O Observatório Astronómico da Escola Politécnica, em Lisboa

Em 1830, F. Silvestre (possivelmente um pseudónimo), fez publicar em Tours, França, a obraL’Espagne et le Portugal Tels qu’on les voit – Notes et Impressions de Voyage. Nela, descreve assim o panorama relojoeiro de Lisboa em meados do séc. XIX: [...] Lisboa, como em geral todas as cidades da Península, tem falta de relógios públicos. É certo que vemos raramente as pessoas a consultarem os seus relógios, e é mesmo muito provável que aquelas que surpreendemos nessa ocupação estejam apenas de passagem, e tenham importado esse hábito dos seus países de origem. Com efeito, os portugueses, bem como aliás os espanhóis, têm o hábito de observar a posição do sol que, desde o nascer ao ocaso, está sempre lá para permitir deduzir-se muito aproximadamente a hora, com a ajuda de uma simples observação. Devo também referir, para ser imparcial, que se encontram, de tempos a tempos, numa qualquer montra, suspensos algumas dezenas de relógios ingleses ou americanos; mas estou convencido de que os compradores são muito raros e todos estrangeiros. “É verdade que a necessidade de possuir estas máquinas complicadas não se faz sentir em países ensolarados, como se faz com grande urgência na Flandres, na Alemanha e em certas regiões setentrionais onde o tempo nublado, de tempos a tempos, impede que se alcance o que quer que seja, e mesmo os olhos reforçados com óculos de lentes muito grossas não conseguem atingir os ponteiros dos relógios monumentais que cada edifício um pouco respeitável se orgulha de exibir”.
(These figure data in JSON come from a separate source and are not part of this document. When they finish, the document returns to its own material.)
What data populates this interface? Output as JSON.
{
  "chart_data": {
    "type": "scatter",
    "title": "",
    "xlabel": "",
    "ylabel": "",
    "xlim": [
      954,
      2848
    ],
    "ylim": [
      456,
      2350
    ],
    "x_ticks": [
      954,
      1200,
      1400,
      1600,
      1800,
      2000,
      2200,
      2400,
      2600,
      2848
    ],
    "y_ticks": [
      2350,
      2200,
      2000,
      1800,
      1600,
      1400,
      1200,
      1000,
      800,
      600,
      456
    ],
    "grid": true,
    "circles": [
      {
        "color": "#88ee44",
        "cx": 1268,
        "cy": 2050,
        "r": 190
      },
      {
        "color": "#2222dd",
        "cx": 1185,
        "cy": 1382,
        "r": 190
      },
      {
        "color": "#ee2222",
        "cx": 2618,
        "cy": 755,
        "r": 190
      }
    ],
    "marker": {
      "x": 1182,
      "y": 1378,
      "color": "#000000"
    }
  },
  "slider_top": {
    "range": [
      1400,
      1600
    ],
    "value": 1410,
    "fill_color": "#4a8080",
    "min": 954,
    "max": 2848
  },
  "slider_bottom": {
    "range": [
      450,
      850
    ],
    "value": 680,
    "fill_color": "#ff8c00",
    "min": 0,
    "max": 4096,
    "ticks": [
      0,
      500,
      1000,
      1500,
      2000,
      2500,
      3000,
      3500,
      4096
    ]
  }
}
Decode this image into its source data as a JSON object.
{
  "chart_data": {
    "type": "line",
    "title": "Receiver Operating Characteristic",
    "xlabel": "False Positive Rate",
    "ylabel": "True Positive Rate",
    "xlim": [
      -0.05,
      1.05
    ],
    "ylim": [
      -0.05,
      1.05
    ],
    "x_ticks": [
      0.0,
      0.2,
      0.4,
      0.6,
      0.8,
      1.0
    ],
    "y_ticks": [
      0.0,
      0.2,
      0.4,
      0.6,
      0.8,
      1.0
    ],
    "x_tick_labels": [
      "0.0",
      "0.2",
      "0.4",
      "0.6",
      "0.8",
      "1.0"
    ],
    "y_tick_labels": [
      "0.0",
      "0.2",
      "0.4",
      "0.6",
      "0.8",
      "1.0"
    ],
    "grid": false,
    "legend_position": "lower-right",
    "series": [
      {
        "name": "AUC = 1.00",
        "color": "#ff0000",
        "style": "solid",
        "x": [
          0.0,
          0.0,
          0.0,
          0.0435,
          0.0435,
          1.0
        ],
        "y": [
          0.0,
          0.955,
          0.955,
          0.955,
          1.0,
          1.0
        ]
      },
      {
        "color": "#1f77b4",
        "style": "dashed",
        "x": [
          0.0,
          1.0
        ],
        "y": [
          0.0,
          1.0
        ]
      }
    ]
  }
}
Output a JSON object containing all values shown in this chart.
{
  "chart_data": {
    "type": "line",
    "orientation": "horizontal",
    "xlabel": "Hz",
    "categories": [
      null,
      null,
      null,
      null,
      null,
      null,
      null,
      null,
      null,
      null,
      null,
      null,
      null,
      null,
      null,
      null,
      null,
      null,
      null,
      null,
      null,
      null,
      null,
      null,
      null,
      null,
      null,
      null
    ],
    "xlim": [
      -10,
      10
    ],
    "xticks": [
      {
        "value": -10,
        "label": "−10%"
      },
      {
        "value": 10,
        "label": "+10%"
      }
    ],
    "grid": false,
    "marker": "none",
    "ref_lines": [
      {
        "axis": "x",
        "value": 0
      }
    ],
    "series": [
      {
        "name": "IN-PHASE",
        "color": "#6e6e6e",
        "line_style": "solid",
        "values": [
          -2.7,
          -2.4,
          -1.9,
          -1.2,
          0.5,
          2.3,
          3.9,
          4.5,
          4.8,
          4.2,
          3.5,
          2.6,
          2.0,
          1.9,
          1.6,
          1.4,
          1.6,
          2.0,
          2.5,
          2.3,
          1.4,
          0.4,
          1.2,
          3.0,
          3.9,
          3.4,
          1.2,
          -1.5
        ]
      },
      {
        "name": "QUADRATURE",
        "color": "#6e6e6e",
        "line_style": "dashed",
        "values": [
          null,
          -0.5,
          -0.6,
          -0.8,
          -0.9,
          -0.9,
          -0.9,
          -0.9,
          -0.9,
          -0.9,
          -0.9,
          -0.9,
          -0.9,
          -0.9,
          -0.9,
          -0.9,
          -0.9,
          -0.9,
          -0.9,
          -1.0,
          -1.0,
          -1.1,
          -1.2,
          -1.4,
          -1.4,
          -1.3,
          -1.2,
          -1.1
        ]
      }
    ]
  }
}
Num texto, de Maio de 1846, assinado por Veríssimo Alves Pereira, na “Revista Universal Lisbonense”, lê-se: "Nem tudo será eivado do frenesim do século, nem tudo será política no nosso reino”, desabafa logo no início Veríssimo Alves Pereira, e com alguma razão – estava-se num ano de fogo, com a Revolta da Maria da Fonte, a queda do Governo de Costa Cabral, o início da Patuleia. É no meio deste “prec”, “deste vórtice imenso em que giramos, onde mais vezes se debatem as paixões que os interesses do país”, que “alguma coisa há-de surgir de verdadeira utilidade”. E anuncia-se, com alegria: “O Porto acaba de fazer uma aquisição desta espécie, e por fortuna minha coube-me a mim o seu desempenho. Ali tem ele uma Meridiana sonante, aí tem ele portanto satisfeita uma das suas grandes necessidades”. E Veríssimo Alves Pereira explica: “A simples Meridiana é uma máquina demasiado compreensível e de fácil obra, mas não assim se este instrumento se encarrega também de transmitir a hora que marca para um ponto longínquo por meio do toque de sinos. A Meridiana que hoje tem o Porto pratica isso. “Acha-se ela colocada no magnífico – e a todos os respeitos mui apropriado edifício da Torre dos Clérigos, e a seguinte, é a descrição mais abreviada do seu maquinismo e feitos. “Passando o sol pela linha Norte-Sul da cidade, um de 8 delgados cordões feitos de 4 fios de retrós preto que se acha na mesma linha, se queima quando ferido pelo foco de uma lente, e imediatamente pelo espaço de quase dois minutos se faz ouvir um repique dado em muitos sinos, e a detonação de um morteiro. Isto se passa na altura de 52 metros, ou, pouco mais ou menos 235 palmos acima da base da Torre, e portanto dá aviso à maior parte da cidade de quando é o seu verdadeiro meio-dia, e convida a todos para que regulem seus relógios talvez duzentas e tantas vezes por ano, que tantos são os dias presumíveis em que a atmosfera do Porto deixa ver àquela hora a face do sol”.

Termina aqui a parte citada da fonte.